Linuxスキルの大部分は、Linuxで動作するコマンドやシェル、ソフトウエアに関する知識とその使い方であり、そういったソフトウエアは依然として現役だからだ。しかも近年、その活用シーンはLinuxやMacだけでなく、Windowsでも使えるようになっている。Linuxを使う中で身に付けたスキルはWindowsでも役に立つのだ。
Windowsには「PowerShell」というシェルがあり、現行バージョン(PowerShell 7)はMacでもLinuxでも利用できる。PowerShellをベースにしてクロスプラットフォームのスクリプトを書くことも可能だ。PowerShellはLinuxのシェルとは異なり、シェル自体にさまざまな機能が実装されている。PowerShellだけで処理を閉じ、クロスプラットフォームで動作するようにすることもできる。
しかしながら、PowerShellをLinuxやMacで使うよりも、LinuxのコマンドをWindowsやMacで使うケースのほうが先行しており、処理速度も圧倒的に速い。特に、WindowsがLinuxに標準対応したことで状況は大きく変わった。WindowsでもLinuxのスキルがほぼそのまま使えるのだ。すでに、Windowsは世界最大のLinuxディストリビューションプラットフォームと言えるような状況になっている。
技術の本質は60年経っても同じ
UNIX系OSの源流をいつに置くのかにもよるが、1969年に開発が開始された「Unix」を起源だと考えるなら、今年で61年目ということになる。この61年でコンピューティングパワーは愉快なほど強力なものになったが、ユーザーから見えるLinuxのツール群に大きな変化はない。長年に渡って残り続けているコマンドにはそれだけの需要があるわけで、現在でも現役だ。

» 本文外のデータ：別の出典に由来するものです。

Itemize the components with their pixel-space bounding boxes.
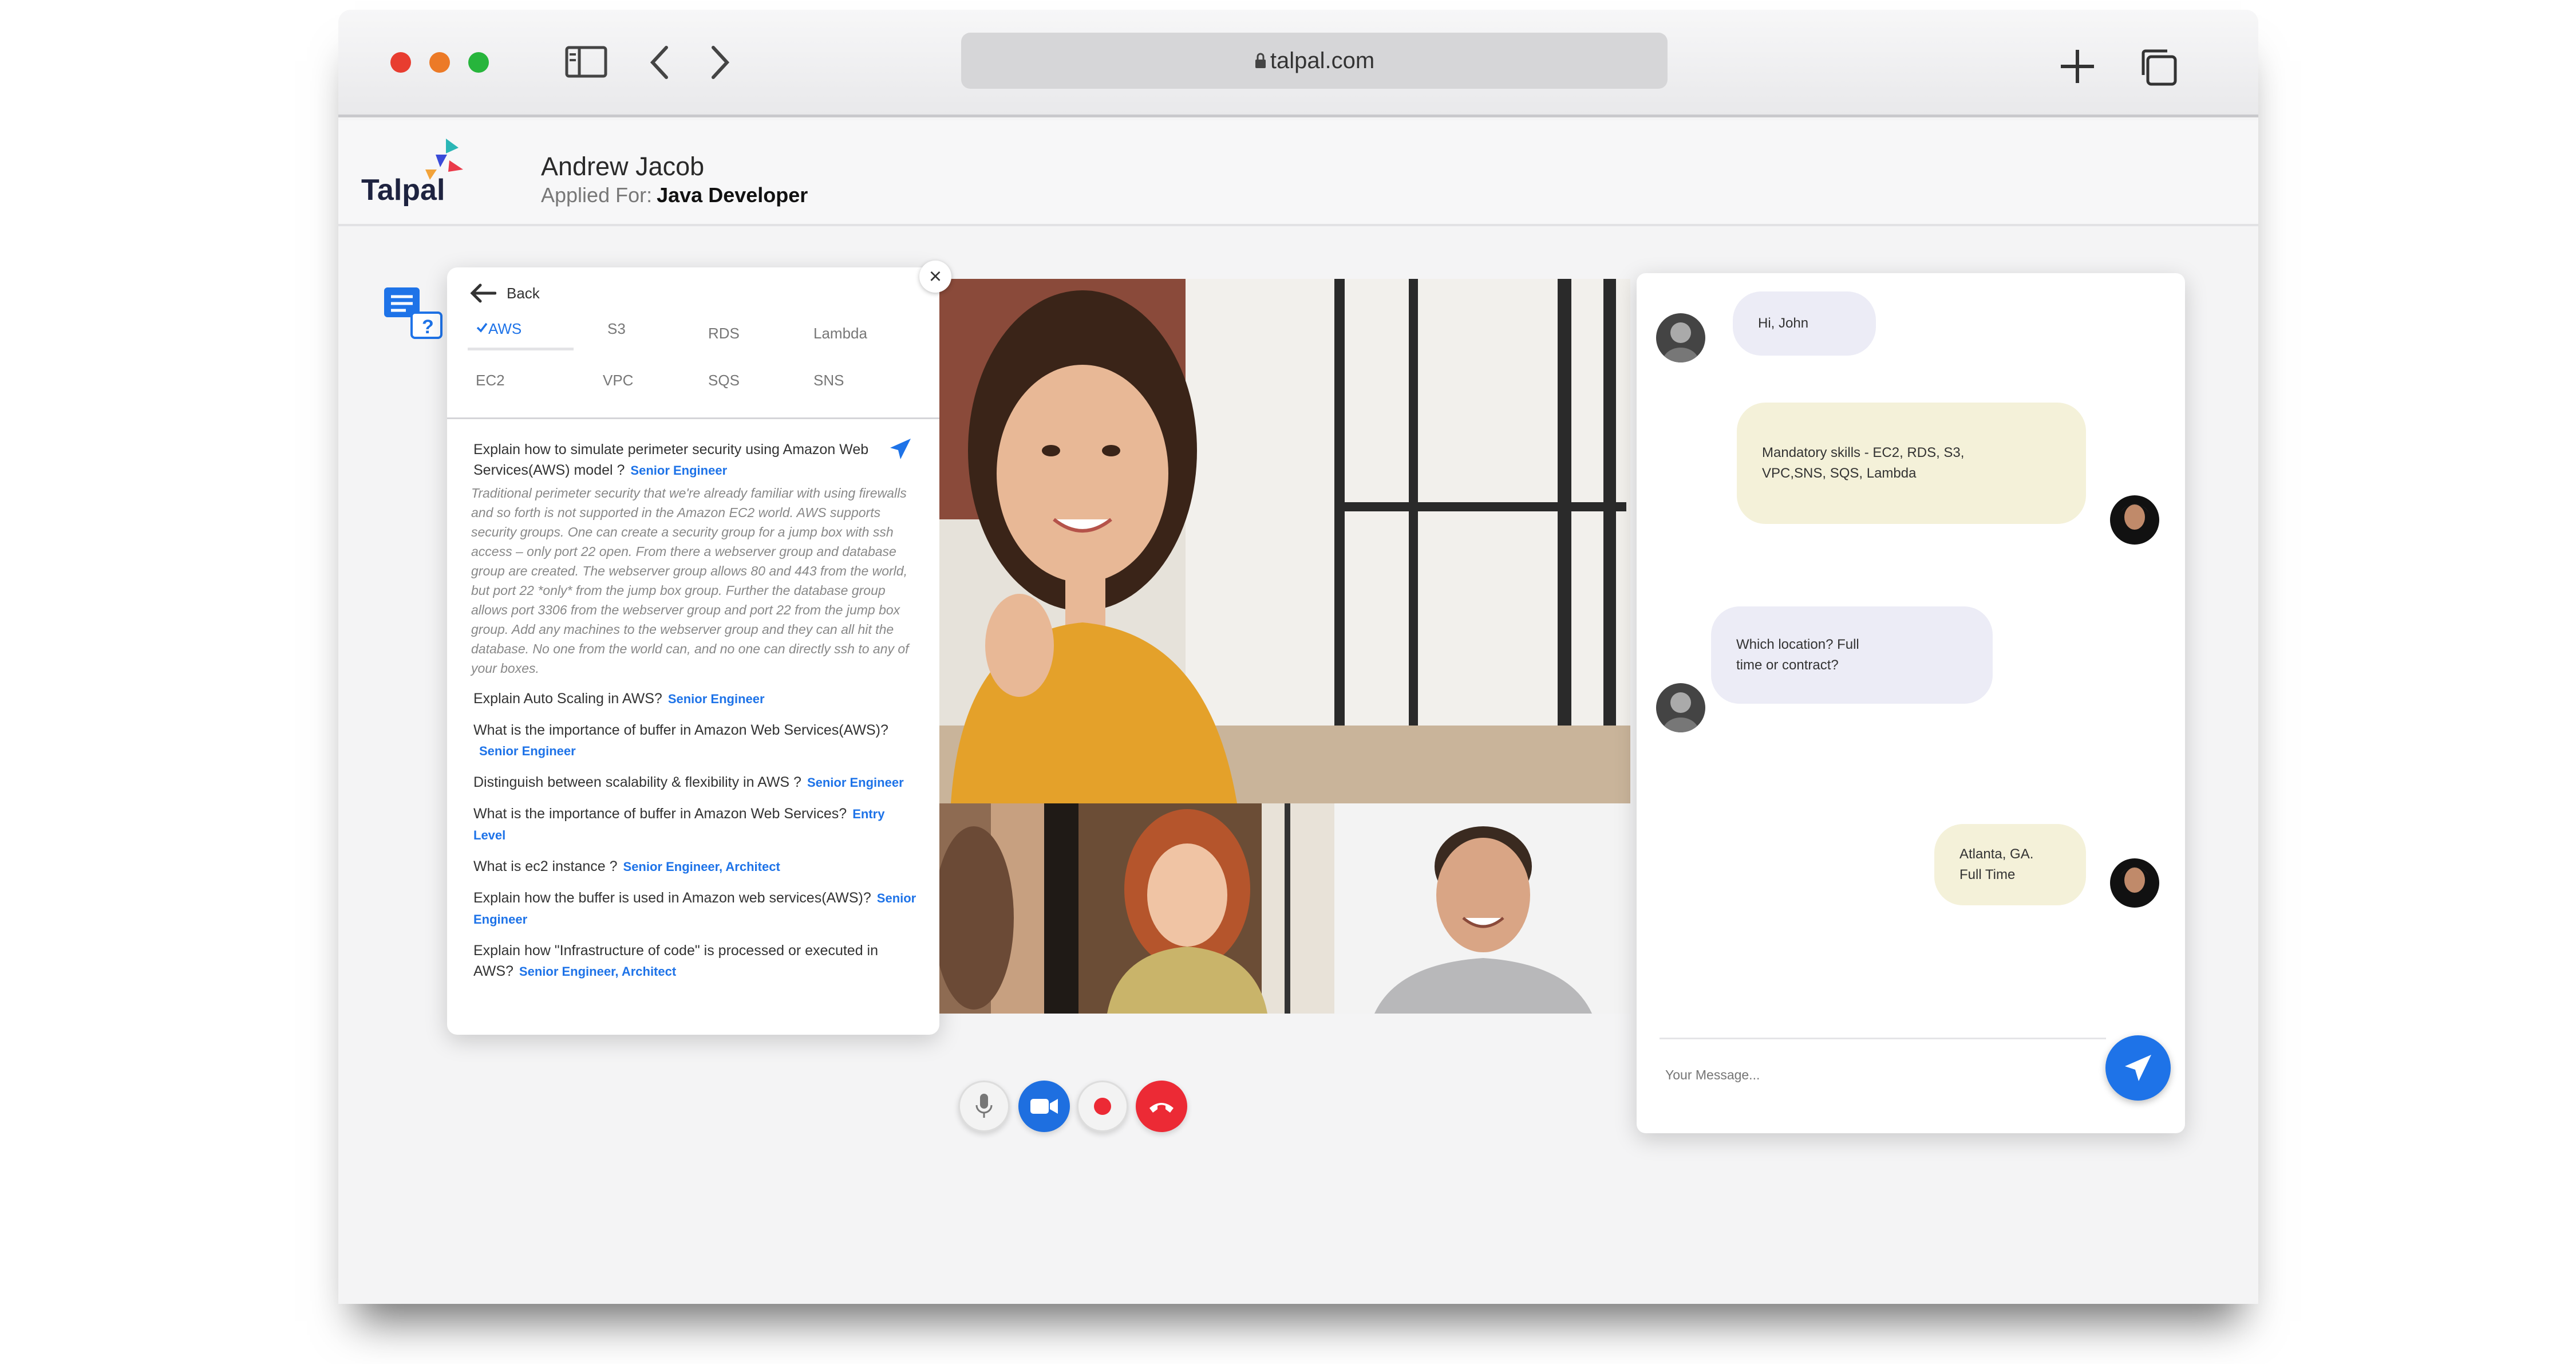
check-icon bbox=[476, 322, 488, 333]
candidate-name: Andrew Jacob bbox=[541, 152, 705, 181]
main-video-feed bbox=[939, 279, 1630, 803]
question-item[interactable]: Explain how "Infrastructure of code" is … bbox=[473, 940, 920, 982]
applied-for-role: Java Developer bbox=[657, 183, 808, 207]
tab-sns[interactable]: SNS bbox=[813, 372, 844, 389]
send-message-button[interactable] bbox=[2105, 1035, 2171, 1101]
applied-for-label: Applied For: bbox=[541, 183, 653, 207]
hang-up-icon bbox=[1149, 1103, 1174, 1113]
forward-arrow-icon[interactable] bbox=[709, 44, 732, 81]
avatar bbox=[1656, 313, 1705, 362]
participant-video[interactable] bbox=[939, 803, 1044, 1014]
lock-icon bbox=[1255, 53, 1266, 68]
chat-message-outgoing: Atlanta, GA. Full Time bbox=[1934, 824, 2086, 905]
new-tab-icon[interactable] bbox=[2057, 46, 2097, 86]
record-icon bbox=[1094, 1098, 1111, 1115]
question-item[interactable]: Explain how to simulate perimeter securi… bbox=[471, 439, 920, 678]
chat-message-outgoing: Mandatory skills - EC2, RDS, S3, VPC,SNS… bbox=[1737, 403, 2086, 524]
maximize-window-button[interactable] bbox=[468, 52, 489, 73]
avatar bbox=[1656, 683, 1705, 732]
tab-aws[interactable]: AWS bbox=[476, 320, 521, 338]
tab-vpc[interactable]: VPC bbox=[603, 372, 633, 389]
close-window-button[interactable] bbox=[390, 52, 411, 73]
tab-lambda[interactable]: Lambda bbox=[813, 325, 867, 342]
back-label: Back bbox=[507, 284, 540, 302]
record-button[interactable] bbox=[1077, 1081, 1128, 1132]
message-input[interactable] bbox=[1665, 1061, 2077, 1089]
avatar bbox=[2110, 495, 2159, 545]
question-item[interactable]: What is the importance of buffer in Amaz… bbox=[473, 803, 920, 846]
chat-panel: Hi, John Mandatory skills - EC2, RDS, S3… bbox=[1637, 273, 2185, 1133]
app-header: Talpal Andrew Jacob Applied For: Java Dev… bbox=[338, 120, 2258, 226]
question-panel: Back AWS S3 RDS Lambda EC2 VPC SQS SNS E… bbox=[447, 267, 939, 1035]
close-panel-button[interactable]: × bbox=[919, 261, 951, 293]
question-item[interactable]: Explain Auto Scaling in AWS? Senior Engin… bbox=[473, 688, 920, 709]
back-arrow-icon[interactable] bbox=[648, 44, 671, 81]
question-level: Senior Engineer bbox=[807, 775, 904, 790]
address-bar[interactable]: talpal.com bbox=[961, 33, 1668, 89]
video-camera-icon bbox=[1030, 1099, 1058, 1114]
question-level: Senior Engineer bbox=[630, 463, 728, 478]
tab-ec2[interactable]: EC2 bbox=[476, 372, 505, 389]
question-item[interactable]: What is ec2 instance ? Senior Engineer, A… bbox=[473, 856, 920, 877]
svg-text:?: ? bbox=[422, 316, 434, 338]
question-answer: Traditional perimeter security that we'r… bbox=[471, 486, 909, 676]
question-item[interactable]: What is the importance of buffer in Amaz… bbox=[473, 720, 920, 762]
end-call-button[interactable] bbox=[1136, 1081, 1187, 1132]
chat-message-incoming: Hi, John bbox=[1733, 291, 1876, 356]
question-level: Senior Engineer bbox=[479, 744, 576, 758]
applied-for: Applied For: Java Developer bbox=[541, 183, 808, 207]
url-text: talpal.com bbox=[1270, 48, 1375, 73]
tabs-overview-icon[interactable] bbox=[2138, 46, 2179, 88]
question-item[interactable]: Distinguish between scalability & flexib… bbox=[473, 772, 920, 793]
participant-video[interactable] bbox=[1334, 803, 1630, 1014]
arrow-left-icon bbox=[470, 283, 496, 303]
participant-video[interactable] bbox=[1044, 803, 1334, 1014]
send-icon bbox=[2125, 1055, 2151, 1081]
question-level: Senior Engineer, Architect bbox=[519, 964, 677, 979]
question-level: Senior Engineer bbox=[667, 692, 765, 706]
question-list: Explain how to simulate perimeter securi… bbox=[471, 439, 920, 992]
divider bbox=[447, 417, 939, 419]
active-tab-indicator bbox=[468, 348, 574, 350]
divider bbox=[1660, 1038, 2106, 1039]
minimize-window-button[interactable] bbox=[429, 52, 450, 73]
question-level: Senior Engineer, Architect bbox=[623, 860, 780, 874]
tab-rds[interactable]: RDS bbox=[708, 325, 740, 342]
talpal-logo-mark-icon bbox=[425, 139, 463, 180]
sidebar-toggle-icon[interactable] bbox=[564, 44, 608, 80]
question-item[interactable]: Explain how the buffer is used in Amazon… bbox=[473, 888, 920, 930]
question-bank-icon[interactable]: ? bbox=[384, 287, 447, 350]
tab-sqs[interactable]: SQS bbox=[708, 372, 740, 389]
tab-s3[interactable]: S3 bbox=[607, 320, 626, 338]
microphone-icon bbox=[975, 1094, 993, 1118]
mute-button[interactable] bbox=[958, 1081, 1010, 1132]
browser-window: talpal.com Talpal Andrew Jacob Applied F… bbox=[338, 10, 2258, 1304]
back-button[interactable]: Back bbox=[470, 283, 540, 303]
chat-message-incoming: Which location? Full time or contract? bbox=[1711, 606, 1993, 704]
avatar bbox=[2110, 858, 2159, 908]
browser-toolbar: talpal.com bbox=[338, 10, 2258, 117]
camera-toggle-button[interactable] bbox=[1018, 1081, 1070, 1132]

人間は、60年程度では生物としての劇的な進化を見せることはないだろう。基本的なビジネスプロセスもガラリと変わるケースは少ないし、ツールの本質もそう大きく変わらない。身に付けた本質的な技術は、長期にわたって役立つものなのだ。
本連載で取り上げてきた技術は、どれももう数年は経過していることになるが、いずれも色あせてはいない。どれも強力なツールであり、使いこなせば日々の作業を効率化してくれる。要は使い方次第だ。
技術の変遷が速いIT業界だが、それでもLinuxの本質的な部分はこの60年間、変わっていない。今から始めても、遅くはないのだ。Linuxで使われているコマンドについて調べ、その使い方を習得すれば、今後10年、業務に役立ってくれるはずだ。